Bien que présentée comme une démarche de rationalisation fiscale, cette initiative marque une nette reprise en main par l’État central sur les finances des collectivités territoriales. Ce mouvement intervient paradoxalement alors que le pays affirme son engagement en faveur d’une décentralisation accrue.
Dans des localités comme Doumaintang et Betaré-Oya, situées dans la région de l’Est, les attentes des habitants sont considérables. Ces zones souffrent de l’état dégradé de leurs infrastructures routières, d’un accès difficile aux villages et d’un manque criant d’équipements publics essentiels.
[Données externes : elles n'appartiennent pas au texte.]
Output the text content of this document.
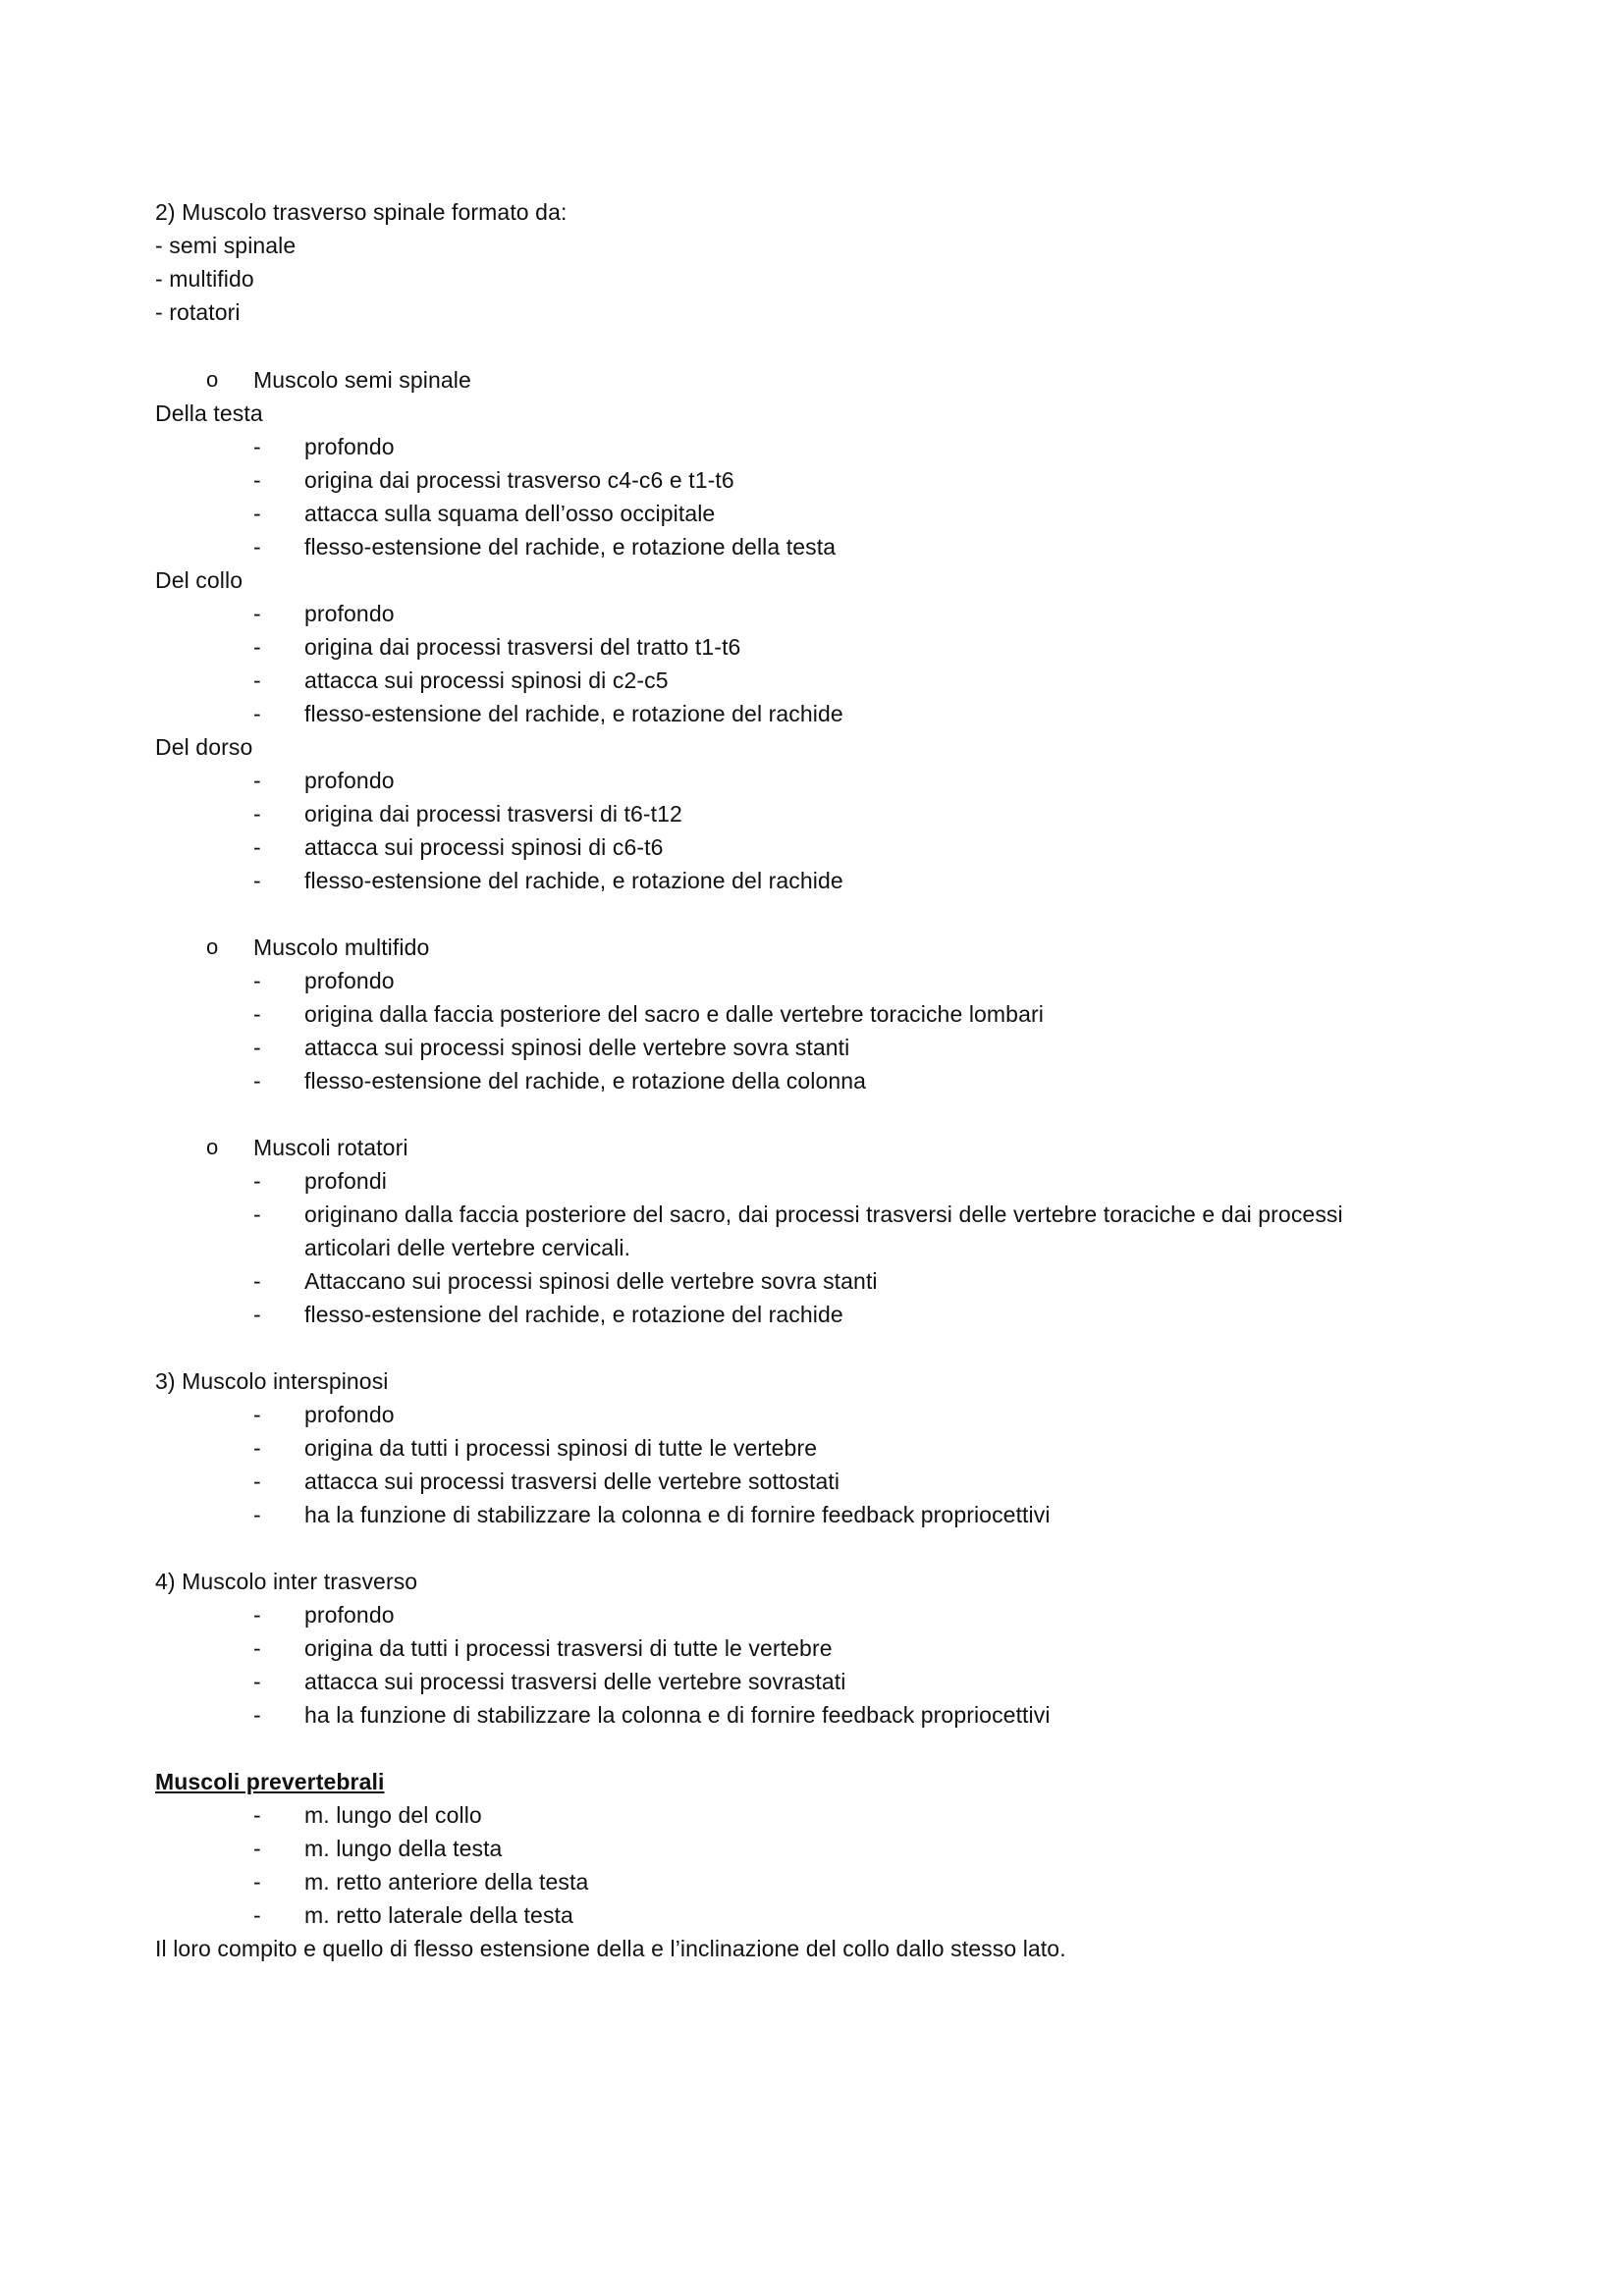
2) Muscolo trasverso spinale formato da:
- semi spinale
- multifido
- rotatori
o Muscolo semi spinale
Della testa
- profondo
- origina dai processi trasverso c4-c6 e t1-t6
- attacca sulla squama dell’osso occipitale
- flesso-estensione del rachide, e rotazione della testa
Del collo
- profondo
- origina dai processi trasversi del tratto t1-t6
- attacca sui processi spinosi di c2-c5
- flesso-estensione del rachide, e rotazione del rachide
Del dorso
- profondo
- origina dai processi trasversi di t6-t12
- attacca sui processi spinosi di c6-t6
- flesso-estensione del rachide, e rotazione del rachide
o Muscolo multifido
- profondo
- origina dalla faccia posteriore del sacro e dalle vertebre toraciche lombari
- attacca sui processi spinosi delle vertebre sovra stanti
- flesso-estensione del rachide, e rotazione della colonna
o Muscoli rotatori
- profondi
- originano dalla faccia posteriore del sacro, dai processi trasversi delle vertebre toraciche e dai processi
articolari delle vertebre cervicali.
- Attaccano sui processi spinosi delle vertebre sovra stanti
- flesso-estensione del rachide, e rotazione del rachide
3) Muscolo interspinosi
- profondo
- origina da tutti i processi spinosi di tutte le vertebre
- attacca sui processi trasversi delle vertebre sottostati
- ha la funzione di stabilizzare la colonna e di fornire feedback propriocettivi
4) Muscolo inter trasverso
- profondo
- origina da tutti i processi trasversi di tutte le vertebre
- attacca sui processi trasversi delle vertebre sovrastati
- ha la funzione di stabilizzare la colonna e di fornire feedback propriocettivi
Muscoli prevertebrali
- m. lungo del collo
- m. lungo della testa
- m. retto anteriore della testa
- m. retto laterale della testa
Il loro compito e quello di flesso estensione della e l’inclinazione del collo dallo stesso lato.
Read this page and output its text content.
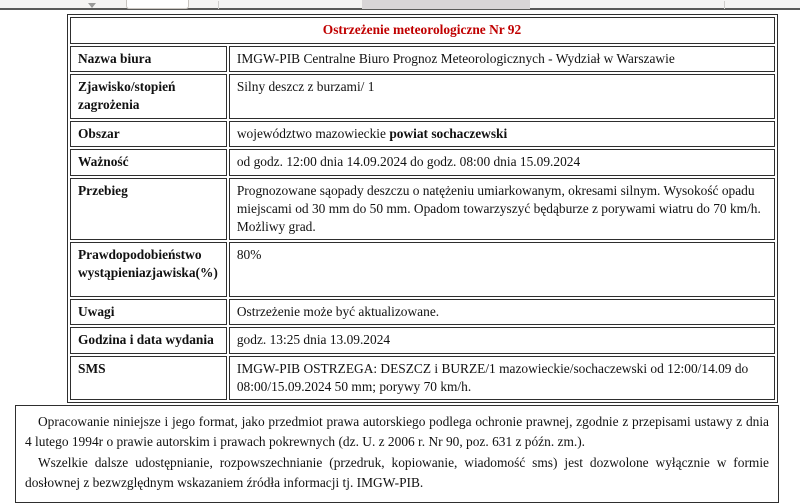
Ostrzeżenie meteorologiczne Nr 92	
Nazwa biura	IMGW-PIB Centralne Biuro Prognoz Meteorologicznych - Wydział w Warszawie
Zjawisko/stopień zagrożenia	Silny deszcz z burzami/ 1
Obszar	województwo mazowieckie powiat sochaczewski
Ważność	od godz. 12:00 dnia 14.09.2024 do godz. 08:00 dnia 15.09.2024
Przebieg	Prognozowane sąopady deszczu o natężeniu umiarkowanym, okresami silnym. Wysokość opadu miejscami od 30 mm do 50 mm. Opadom towarzyszyć będąburze z porywami wiatru do 70 km/h. Możliwy grad.
Prawdopodobieństwo wystąpieniazjawiska(%)	80%
Uwagi	Ostrzeżenie może być aktualizowane.
Godzina i data wydania	godz. 13:25 dnia 13.09.2024
SMS	IMGW-PIB OSTRZEGA: DESZCZ i BURZE/1 mazowieckie/sochaczewski od 12:00/14.09 do 08:00/15.09.2024 50 mm; porywy 70 km/h.

Opracowanie niniejsze i jego format, jako przedmiot prawa autorskiego podlega ochronie prawnej, zgodnie z przepisami ustawy z dnia 4 lutego 1994r o prawie autorskim i prawach pokrewnych (dz. U. z 2006 r. Nr 90, poz. 631 z późn. zm.).

Wszelkie dalsze udostępnianie, rozpowszechnianie (przedruk, kopiowanie, wiadomość sms) jest dozwolone wyłącznie w formie dosłownej z bezwzględnym wskazaniem źródła informacji tj. IMGW-PIB.
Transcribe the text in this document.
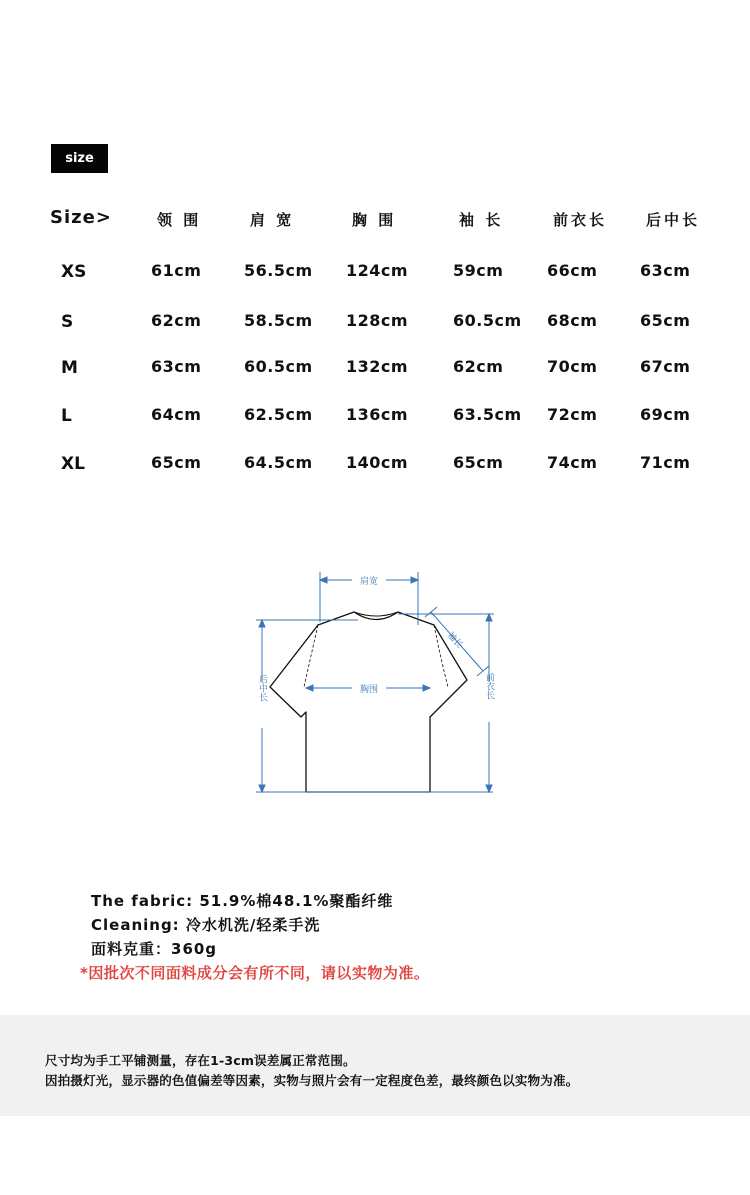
size
Size>	领 围	肩 宽	胸 围	袖 长	前衣长	后中长
XS	61cm	56.5cm 124cm	59cm	66cm	63cm
S	62cm	58.5cm 128cm	60.5cm 68cm	65cm
M	63cm	60.5cm 132cm	62cm	70cm	67cm
L	64cm	62.5cm 136cm	63.5cm 72cm	69cm
XL	65cm	64.5cm 140cm	65cm	74cm	71cm
肩宽
胸围
后中长	前衣长
袖长
The fabric: 51.9%棉48.1%聚酯纤维
Cleaning: 冷水机洗/轻柔手洗
面料克重：360g
*因批次不同面料成分会有所不同，请以实物为准。
尺寸均为手工平铺测量，存在1-3cm误差属正常范围。
因拍摄灯光，显示器的色值偏差等因素，实物与照片会有一定程度色差，最终颜色以实物为准。
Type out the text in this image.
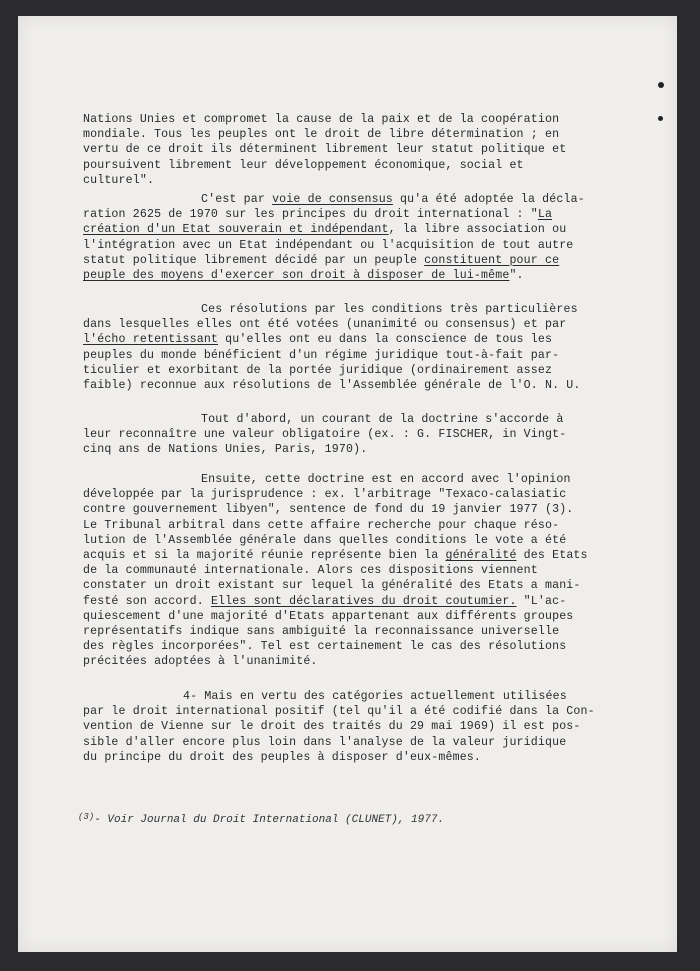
Nations Unies et compromet la cause de la paix et de la coopération
mondiale. Tous les peuples ont le droit de libre détermination ; en
vertu de ce droit ils déterminent librement leur statut politique et
poursuivent librement leur développement économique, social et
culturel".
C'est par voie de consensus qu'a été adoptée la décla-
ration 2625 de 1970 sur les principes du droit international : "La
création d'un Etat souverain et indépendant, la libre association ou
l'intégration avec un Etat indépendant ou l'acquisition de tout autre
statut politique librement décidé par un peuple constituent pour ce
peuple des moyens d'exercer son droit à disposer de lui-même".
Ces résolutions par les conditions très particulières
dans lesquelles elles ont été votées (unanimité ou consensus) et par
l'écho retentissant qu'elles ont eu dans la conscience de tous les
peuples du monde bénéficient d'un régime juridique tout-à-fait par-
ticulier et exorbitant de la portée juridique (ordinairement assez
faible) reconnue aux résolutions de l'Assemblée générale de l'O. N. U.
Tout d'abord, un courant de la doctrine s'accorde à
leur reconnaître une valeur obligatoire (ex. : G. FISCHER, in Vingt-
cinq ans de Nations Unies, Paris, 1970).
Ensuite, cette doctrine est en accord avec l'opinion
développée par la jurisprudence : ex. l'arbitrage "Texaco-calasiatic
contre gouvernement libyen", sentence de fond du 19 janvier 1977 (3).
Le Tribunal arbitral dans cette affaire recherche pour chaque réso-
lution de l'Assemblée générale dans quelles conditions le vote a été
acquis et si la majorité réunie représente bien la généralité des Etats
de la communauté internationale. Alors ces dispositions viennent
constater un droit existant sur lequel la généralité des Etats a mani-
festé son accord. Elles sont déclaratives du droit coutumier. "L'ac-
quiescement d'une majorité d'Etats appartenant aux différents groupes
représentatifs indique sans ambiguité la reconnaissance universelle
des règles incorporées". Tel est certainement le cas des résolutions
précitées adoptées à l'unanimité.
4- Mais en vertu des catégories actuellement utilisées
par le droit international positif (tel qu'il a été codifié dans la Con-
vention de Vienne sur le droit des traités du 29 mai 1969) il est pos-
sible d'aller encore plus loin dans l'analyse de la valeur juridique
du principe du droit des peuples à disposer d'eux-mêmes.
$^{(3)}$- Voir Journal du Droit International (CLUNET), 1977.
Mettre fin aux irrégularités : la raison officielle
À Doumaintang, le maire Honoré Koumé perçoit cette réforme comme une opportunité de rétablir l’ordre. Il souligne que la collecte des impôts au niveau communal était entachée de nombreuses dérives.
« Il faut reconnaître, et personne ne le contredira, que l’augmentation des comportements inappropriés, tant chez les agents de collecte que dans la maîtrise des procédures, entraînait un taux d’évasion fiscale très élevé à ce niveau », explique-t-il. « Les multiples altercations observées dans les villes entre les agents municipaux, les commerçants des marchés et les conducteurs de motos-taxis attestent de cette difficulté à maîtriser efficacement la matière fiscale. »
Selon Honoré Koumé, la Direction générale des impôts dispose des moyens logistiques, de la formation adéquate et de l’expertise nécessaire pour assurer efficacement la perception des recettes fiscales.
Toutefois, à Betaré-Oya, le maire Nicolas Baba exprime des réserves quant à cette réforme. Il insiste sur le fait que le principe de décentralisation implique une gestion des affaires par les entités locales.
Un obstacle au progrès local ?
La réforme initiée par l’État pourrait priver les communes d’une source de revenus substantielle, ce qui risquerait de freiner considérablement le développement local.
Pour Nicolas Baba, « les projets que nous avons promis à nos populations sont loin d’être concrétisés. Quand la décentralisation a été évoquée, on nous a dit : enfin, les choses vont évoluer à la base. Devons-nous donc mettre tous nos projets en attente jusqu’à ce que la situation s’éclaircisse ? »
Cette réorganisation répondrait à la volonté gouvernementale de mieux encadrer la gestion des finances des collectivités. Plusieurs communes, dont celle de Nkongsamba, ont en effet été impliquées ces dernières années dans des affaires d’allégations de détournement de fonds, de mauvaise gestion ou d’irrégularités budgétaires.
Dans les plus de 360 communes du Cameroun, les mois à venir seront déterminants pour évaluer l’impact réel de cette réforme sur leurs budgets et leur capacité à répondre aux besoins de leurs populations.